Fueron segundos eternos los que pasamos él y yo mirándonos en un silencio de hielo. Vi mi muerte en sus ojos e intuí mi total destrucción.
Me cogió en sus brazos, y sus dedos frotaron mi vientre con violencia, buscando alimento para su locura. Segundos terribles, alucinantes e interminables. Luego hubo un bendito momento en el que el monstruo aflojó las caderas y cayó igual que antes mi perro, perplejo y casi sin vida.
Detrás de él estaba otro hombre con un palo ardiendo todavía entre las manos; escupió fuerte sobre aquel montón de carne que rodeaba sus pies y dijo sólo una palabra ¡Animal! Era el pastor que cuidaba las ovejas de mi padre y ahora, como algo natural, cuidaba a su hija. Cogió a Balan en sus brazos y pronunció la segunda palabra:¡Ven!
Hasta el invierno, oí otras pocas palabras de su boca y, hasta que se murió, fue el mejor amigo de mi vida. Juntos, recorrimos las alquerías, con las ovejas delante, sin hablar. De vez en cuando, nos quedamos callados, escuchando las grullas pasando entre las nubes, por encima de las fronteras.

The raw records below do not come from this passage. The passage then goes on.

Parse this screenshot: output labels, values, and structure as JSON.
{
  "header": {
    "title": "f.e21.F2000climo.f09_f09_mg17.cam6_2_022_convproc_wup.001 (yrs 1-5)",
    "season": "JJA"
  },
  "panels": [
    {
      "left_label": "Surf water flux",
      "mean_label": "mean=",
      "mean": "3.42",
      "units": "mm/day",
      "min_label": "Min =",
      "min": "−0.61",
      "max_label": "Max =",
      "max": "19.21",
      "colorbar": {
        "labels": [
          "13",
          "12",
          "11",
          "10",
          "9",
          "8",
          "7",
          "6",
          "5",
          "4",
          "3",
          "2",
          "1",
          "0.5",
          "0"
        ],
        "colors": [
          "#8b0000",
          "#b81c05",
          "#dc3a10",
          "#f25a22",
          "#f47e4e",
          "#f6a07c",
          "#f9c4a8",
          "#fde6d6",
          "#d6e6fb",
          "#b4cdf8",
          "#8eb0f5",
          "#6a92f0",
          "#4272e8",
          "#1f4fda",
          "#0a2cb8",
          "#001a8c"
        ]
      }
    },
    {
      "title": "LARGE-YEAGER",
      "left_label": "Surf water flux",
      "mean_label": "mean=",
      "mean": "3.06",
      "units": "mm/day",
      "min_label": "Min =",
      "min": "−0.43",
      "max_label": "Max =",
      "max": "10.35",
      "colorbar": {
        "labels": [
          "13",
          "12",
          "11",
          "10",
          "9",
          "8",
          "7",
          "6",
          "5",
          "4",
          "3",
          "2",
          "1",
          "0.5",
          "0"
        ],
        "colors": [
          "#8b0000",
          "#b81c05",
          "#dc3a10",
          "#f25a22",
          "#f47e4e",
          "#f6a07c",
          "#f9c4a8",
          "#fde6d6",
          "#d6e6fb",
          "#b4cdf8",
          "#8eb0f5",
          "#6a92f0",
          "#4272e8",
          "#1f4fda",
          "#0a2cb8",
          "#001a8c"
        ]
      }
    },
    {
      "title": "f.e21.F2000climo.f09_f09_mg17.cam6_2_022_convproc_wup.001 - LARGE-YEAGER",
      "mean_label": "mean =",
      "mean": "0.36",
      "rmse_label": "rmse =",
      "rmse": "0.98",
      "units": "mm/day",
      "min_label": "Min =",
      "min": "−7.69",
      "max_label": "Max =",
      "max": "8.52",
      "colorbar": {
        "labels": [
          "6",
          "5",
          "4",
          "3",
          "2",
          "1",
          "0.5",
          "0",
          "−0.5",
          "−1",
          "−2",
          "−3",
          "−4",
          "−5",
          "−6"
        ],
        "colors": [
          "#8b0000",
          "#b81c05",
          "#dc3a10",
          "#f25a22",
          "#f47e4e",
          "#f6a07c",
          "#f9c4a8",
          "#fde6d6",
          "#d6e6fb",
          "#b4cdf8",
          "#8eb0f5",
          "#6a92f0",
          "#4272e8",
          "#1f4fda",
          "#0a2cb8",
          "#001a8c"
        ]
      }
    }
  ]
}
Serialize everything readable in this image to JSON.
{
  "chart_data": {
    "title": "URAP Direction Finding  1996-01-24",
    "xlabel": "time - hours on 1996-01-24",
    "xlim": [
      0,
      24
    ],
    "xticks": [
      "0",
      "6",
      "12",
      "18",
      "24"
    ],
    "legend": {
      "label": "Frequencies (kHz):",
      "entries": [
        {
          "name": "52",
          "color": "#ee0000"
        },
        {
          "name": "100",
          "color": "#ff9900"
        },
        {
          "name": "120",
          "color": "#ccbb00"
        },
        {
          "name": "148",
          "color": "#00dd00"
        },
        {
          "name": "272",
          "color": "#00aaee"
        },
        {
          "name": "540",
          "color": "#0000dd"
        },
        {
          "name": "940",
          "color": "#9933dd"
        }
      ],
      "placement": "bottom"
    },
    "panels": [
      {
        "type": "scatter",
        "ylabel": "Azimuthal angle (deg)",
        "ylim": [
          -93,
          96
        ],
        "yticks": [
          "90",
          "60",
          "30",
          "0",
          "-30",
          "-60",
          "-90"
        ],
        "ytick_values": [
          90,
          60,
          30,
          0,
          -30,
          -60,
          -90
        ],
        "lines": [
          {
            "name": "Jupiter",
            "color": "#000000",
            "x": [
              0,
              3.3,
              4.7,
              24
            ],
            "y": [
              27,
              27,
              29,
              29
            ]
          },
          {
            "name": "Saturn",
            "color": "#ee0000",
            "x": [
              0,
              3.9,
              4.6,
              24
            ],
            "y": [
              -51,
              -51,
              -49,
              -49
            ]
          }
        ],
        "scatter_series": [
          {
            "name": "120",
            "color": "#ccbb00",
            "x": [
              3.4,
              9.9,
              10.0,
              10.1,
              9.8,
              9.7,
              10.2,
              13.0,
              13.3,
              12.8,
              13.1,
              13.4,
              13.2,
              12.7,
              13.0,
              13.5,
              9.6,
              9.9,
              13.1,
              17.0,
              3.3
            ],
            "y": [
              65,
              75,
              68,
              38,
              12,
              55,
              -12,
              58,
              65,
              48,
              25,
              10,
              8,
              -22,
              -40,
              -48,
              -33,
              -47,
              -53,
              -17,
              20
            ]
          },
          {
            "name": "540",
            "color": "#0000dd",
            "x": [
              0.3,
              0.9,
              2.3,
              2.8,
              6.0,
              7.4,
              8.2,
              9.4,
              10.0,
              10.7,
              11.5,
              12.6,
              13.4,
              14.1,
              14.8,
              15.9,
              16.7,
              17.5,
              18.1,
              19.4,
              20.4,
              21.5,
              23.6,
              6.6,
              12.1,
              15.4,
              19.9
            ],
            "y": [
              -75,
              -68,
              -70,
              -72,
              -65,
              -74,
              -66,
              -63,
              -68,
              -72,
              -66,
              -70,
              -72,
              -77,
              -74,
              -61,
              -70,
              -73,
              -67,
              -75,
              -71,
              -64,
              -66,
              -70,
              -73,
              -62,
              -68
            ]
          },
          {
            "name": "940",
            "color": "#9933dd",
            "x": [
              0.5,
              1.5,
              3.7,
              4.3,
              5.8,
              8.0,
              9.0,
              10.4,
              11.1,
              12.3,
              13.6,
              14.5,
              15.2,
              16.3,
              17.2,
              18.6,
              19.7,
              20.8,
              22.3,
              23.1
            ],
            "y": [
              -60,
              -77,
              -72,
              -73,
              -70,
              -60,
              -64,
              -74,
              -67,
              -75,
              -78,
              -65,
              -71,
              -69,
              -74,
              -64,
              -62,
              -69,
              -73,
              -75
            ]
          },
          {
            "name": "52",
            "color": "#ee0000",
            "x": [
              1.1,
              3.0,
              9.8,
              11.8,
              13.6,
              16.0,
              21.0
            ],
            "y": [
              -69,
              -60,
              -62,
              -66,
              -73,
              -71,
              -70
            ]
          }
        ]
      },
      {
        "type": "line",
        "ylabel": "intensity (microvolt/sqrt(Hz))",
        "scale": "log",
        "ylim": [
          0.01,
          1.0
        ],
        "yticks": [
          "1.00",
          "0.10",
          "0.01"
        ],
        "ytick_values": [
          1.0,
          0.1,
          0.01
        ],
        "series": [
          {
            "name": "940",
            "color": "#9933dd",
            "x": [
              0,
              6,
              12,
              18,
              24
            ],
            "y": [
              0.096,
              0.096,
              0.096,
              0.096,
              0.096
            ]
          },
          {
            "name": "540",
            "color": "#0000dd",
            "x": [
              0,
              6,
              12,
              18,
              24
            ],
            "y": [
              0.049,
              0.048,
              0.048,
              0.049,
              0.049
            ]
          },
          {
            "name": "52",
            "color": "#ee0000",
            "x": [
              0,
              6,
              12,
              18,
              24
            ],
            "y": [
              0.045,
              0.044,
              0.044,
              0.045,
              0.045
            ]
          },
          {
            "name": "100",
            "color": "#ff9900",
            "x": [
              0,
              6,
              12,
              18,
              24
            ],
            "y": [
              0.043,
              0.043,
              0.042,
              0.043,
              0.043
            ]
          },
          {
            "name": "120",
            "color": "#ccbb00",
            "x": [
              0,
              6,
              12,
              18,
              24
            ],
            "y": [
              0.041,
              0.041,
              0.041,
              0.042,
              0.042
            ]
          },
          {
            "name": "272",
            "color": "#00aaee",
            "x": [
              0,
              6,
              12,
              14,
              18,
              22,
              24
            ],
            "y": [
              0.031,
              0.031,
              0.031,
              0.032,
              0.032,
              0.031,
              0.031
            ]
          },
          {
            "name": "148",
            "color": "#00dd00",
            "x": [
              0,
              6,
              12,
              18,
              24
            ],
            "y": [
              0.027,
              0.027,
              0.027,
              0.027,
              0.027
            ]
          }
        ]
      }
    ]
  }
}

Este suceso terrible, que recuerdo con todo detalle, se llevó consigo mi inocencia para siempre, La convalecencia de mi perro fue muy larga pero un día se puso de pie y comenzó su trabajo, siempre al lado del buen pastor y siempre mirándome con esa mirada fiel con que solo los perros saben mirar.
A mi padre nunca, nadie le dijo la amarga verdad sobre ese día. Le dijeron que al perro Balan alguien le ataco y se llevó un palo en la cabeza por tonto, no por héroe. Pregunto por Niculichi y nadie supo decirle por qué ni por dónde había desaparecido.